Abu Sayyaf admits 12 fighters killed in clash PDF Print E-mail
Sunday, 28 August 2016 14:35

The Abu Sayyaf has confirmed that it has suffered heavy casualty —12 dead — in an encounter with Philippine troops Friday morning, the first hostility in the troubled south  since President Rodrigo Duterte ordered his military to destroy the ISIS- linked group after it beheaded an 18-year-old hostage, a television network reported Saturday.

Lt. Gen. Mayoralgo M. Dela Cruz, the commander of Western Mindanao Command, told reporters Friday  that troops of the Joint Task Force Sulu engaged in a 45-minute firefight with some 100 Abu Sayyaf members in Patikul town, Sulu province early Friday.

Maj. Filemon Tan Jr.,  the command’s spokesman, said 11 Abu Sayyaf fighters have been killed in the clash.

Dela Cruz also quoted reports from the battleground as saying an undetermined number of the militants were also wounded in the clash, along with 17 soldiers,

However, Abu Rami, an Abu Sayyaf spokesperson, was quoted by ABS CBN News as denying Dela Cruz’s claim  that among those killed was Abu Sayyaf sub-leader Mohammad Said, alias Ama Maas, who has five standing murder warrants out for his arrest.

Said has been tagged as involved in the kidnapping of three foreigners from the luxurious Samal Island resort off Davao City in September last year.

Two of the foreigners — Canadians — were subsequently beheaded after a ransom failed to be paid while a Norwegian remains in captivity.

Brig.Gen. Arnel dela Vega, the commander of the Joint Task Group Sulu, told ABS-CBN News that they are validating information that one commander of the Abu Sayyaf was killed in the gunbattle.

Dela Vega said the Abu Sayyaf members were outnumbered by the soldiers who launched the attack on one of the group’s strongholds in Patikul. They were also not expecting the ground assault of the government forces, which the soldiers used as an advantage to strike simultaneously from different directions.

Troops continued Saturday to advance on remote areas of Patikul and Talipao in search of the remaining militants.

According to Dela Vega, government forces did not see any kidnap victims during the encounter.

A number of hostages are still being by the group, including Indonesian sailors, Norwegian Sekkingstad, and Dutchman Ewold Horn who was kidnapped off Panglima Sugala, Tawi-Tawi in February 2012.

The Abu Sayyaf deaths followed Wednesday’s discovery of a severed head believed to belong to Patrick James Almodovar who was kidnapped July 16 in Indanan town in Sulu — an Abu Sayyaf stronghold.

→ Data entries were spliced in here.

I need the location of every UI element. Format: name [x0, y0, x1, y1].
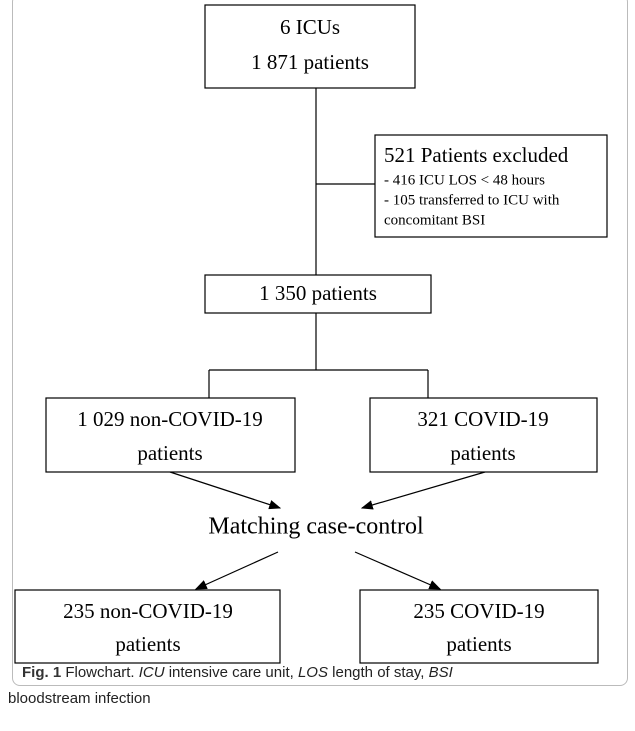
node-text: 1 350 patients — [259, 281, 377, 305]
node-box — [359, 589, 599, 664]
node-box — [14, 589, 281, 664]
node-box — [204, 4, 416, 89]
node-text: - 105 transferred to ICU with — [384, 192, 560, 208]
node-text: patients — [450, 441, 515, 465]
node-title: 521 Patients excluded — [384, 143, 569, 167]
connectors — [169, 88, 486, 590]
node-text: concomitant BSI — [384, 212, 485, 228]
node-text: 235 COVID-19 — [413, 599, 544, 623]
caption: Fig. 1 Flowchart. ICU intensive care uni… — [8, 660, 622, 712]
node-text: - 416 ICU LOS < 48 hours — [384, 172, 545, 188]
node-box — [369, 397, 598, 473]
node-box — [204, 274, 432, 314]
definition: intensive care unit, — [168, 664, 294, 681]
node-text: 235 non-COVID-19 — [63, 599, 233, 623]
abbr: LOS — [297, 664, 328, 681]
node-text: 321 COVID-19 — [417, 407, 548, 431]
abbr: BSI — [428, 664, 453, 681]
node-text: patients — [446, 632, 511, 656]
figure-frame — [12, 0, 628, 686]
node-text: Matching case-control — [208, 514, 424, 540]
node-box — [45, 397, 296, 473]
node-box — [374, 134, 608, 238]
node-text: 1 029 non-COVID-19 — [77, 407, 262, 431]
node-text: 1 871 patients — [251, 50, 369, 74]
caption-text: Flowchart. — [65, 664, 135, 681]
definition: bloodstream infection — [8, 690, 151, 707]
node-text: patients — [137, 441, 202, 465]
abbr: ICU — [138, 664, 165, 681]
node-text: patients — [115, 632, 180, 656]
node-text: 6 ICUs — [280, 15, 340, 39]
caption-label: Fig. 1 — [22, 664, 62, 681]
definition: length of stay, — [332, 664, 425, 681]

Responding to reports of the beheading, President Rodrigo Duterte reiterated his directive to the military to “destroy” the group.

“My orders to the police and armed forces against enemies of the state: seek them out in their lairs and destroy them... The Abu Sayyaf, destroy them, period,” he told a press conference in Davao City, where he served 22 years as mayor.

Since 1991, the Abu Sayyaf — armed with mostly improvised explosive devices, mortars and automatic rifles — has carried out bombings, kidnappings, assassinations and extortion in a self-determined fight for an independent province in the Philippines.

It is among two militant groups in the south who have pledged allegiance to Daesh, prompting fears during the stalling of a peace process between the government and the country’s biggest Moro group that it could make inroads in a region torn by decades of armed conflict.